Biopsy-Proven Pulmonary Tumors Detected by LDCT: A 10-Year Single-Center Study of Growth Patterns and Diagnostic Pitfalls.

[INTRODUCTION] Low-dose computed tomography (LDCT) reduces lung cancer mortality but may lead to increased resection of benign tumors. We aimed to characterize growth patterns, pathologic diagnoses, diagnostic timelines, and CT-guided biopsy accuracy in screening-detected lung tumors.

[METHODS] We retrospectively analyzed LDCT screening data from 6,997 participants at Taipei Tzu Chi Hospital (2013-2018) with follow-up through 2023. Clinical, radiologic, and pathological features of biopsied lung tumors were evaluated. Volume doubling time (VDT) was calculated for progressive lesions.

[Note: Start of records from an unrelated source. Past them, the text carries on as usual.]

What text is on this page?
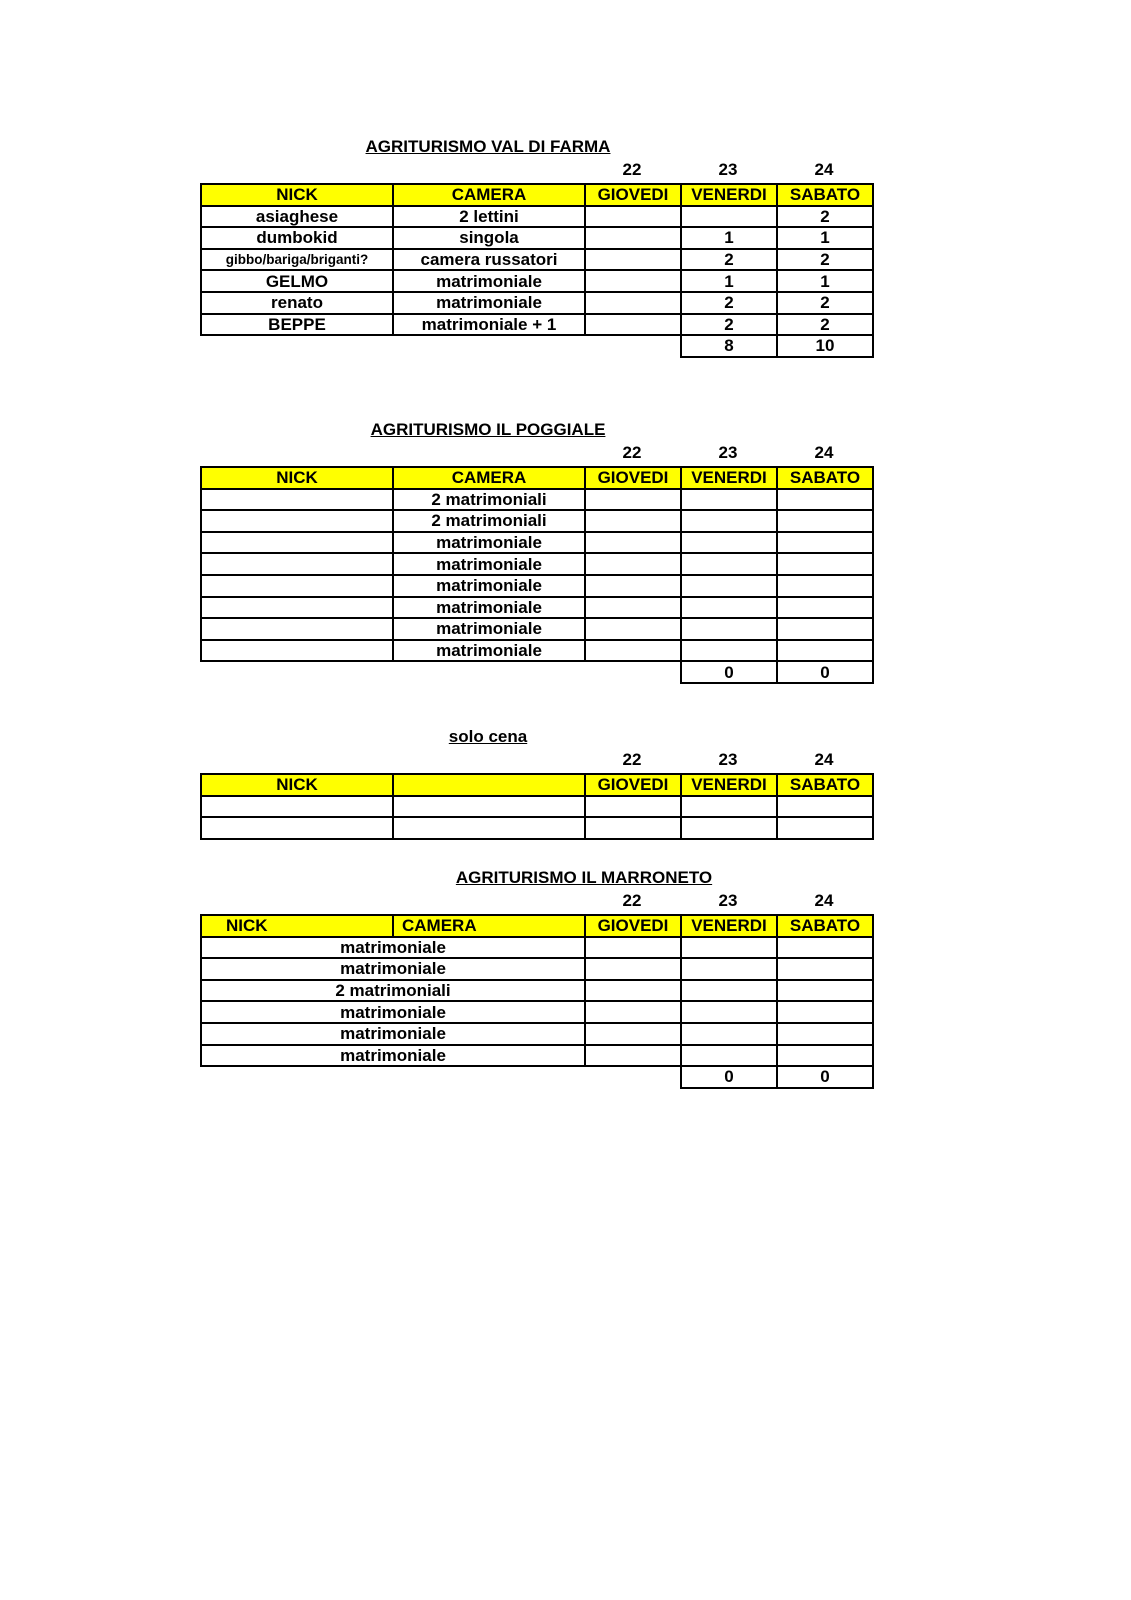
AGRITURISMO VAL DI FARMA
22	23	24
NICK	CAMERA	GIOVEDI	VENERDI	SABATO
asiaghese	2 lettini			2
dumbokid	singola		1	1
gibbo/bariga/briganti?	camera russatori		2	2
GELMO	matrimoniale		1	1
renato	matrimoniale		2	2
BEPPE	matrimoniale + 1		2	2
			8	10
AGRITURISMO IL POGGIALE
22	23	24
NICK	CAMERA	GIOVEDI	VENERDI	SABATO
	2 matrimoniali			
	2 matrimoniali			
	matrimoniale			
	matrimoniale			
	matrimoniale			
	matrimoniale			
	matrimoniale			
	matrimoniale			
			0	0
solo cena
22	23	24
NICK		GIOVEDI	VENERDI	SABATO

AGRITURISMO IL MARRONETO
22	23	24
NICK	CAMERA	GIOVEDI	VENERDI	SABATO
matrimoniale				
matrimoniale				
2 matrimoniali				
matrimoniale				
matrimoniale				
matrimoniale				
			0	0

[RESULTS] Among the 128 patients who underwent biopsy, 84 were diagnosed with lung cancer, resulting in a detection rate of 1.2%. Of these, 86% were stage 0-I, and 95% were adenocarcinomas. Of the 157 biopsied tumors, 34% were benign. The most common benign pathological finding was fibrosis, followed by anthracosis. Lobulation and subsolid attenuation were significantly associated with malignancy. Time to diagnosis did not differ significantly between benign and malignant tumors (HR = 1.1, p = 0.53). Notably, 7% of benign tumors showed interval growth and 13% were detected de novo. Benign tumors exhibited a faster growth rate (3.8 vs. 1.5 mm/year, p = 0.28) and shorter VDT (347 vs. 565 days, p = 0.14) than malignant tumors. CT-guided biopsy had a 23% false-negative rate and a 78% negative predictive value.

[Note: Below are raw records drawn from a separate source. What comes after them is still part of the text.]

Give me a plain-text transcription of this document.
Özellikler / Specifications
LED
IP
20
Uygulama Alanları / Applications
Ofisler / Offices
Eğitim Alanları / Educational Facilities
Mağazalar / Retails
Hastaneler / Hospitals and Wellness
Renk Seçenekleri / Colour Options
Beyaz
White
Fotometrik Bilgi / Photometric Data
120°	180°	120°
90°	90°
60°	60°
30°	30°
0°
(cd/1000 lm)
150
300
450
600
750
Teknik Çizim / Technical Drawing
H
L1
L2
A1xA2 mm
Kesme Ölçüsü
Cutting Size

[CONCLUSION] Benign tumors with interval growth or de novo presentation remain a diagnostic challenge. VDT alone is insufficient for distinguishing benign from malignant tumors. Given the substantial false-negative rate of CT-guided biopsy in small lung tumors, integrating radiologic features with clinical context is essential for guiding subsequent surveillance strategies.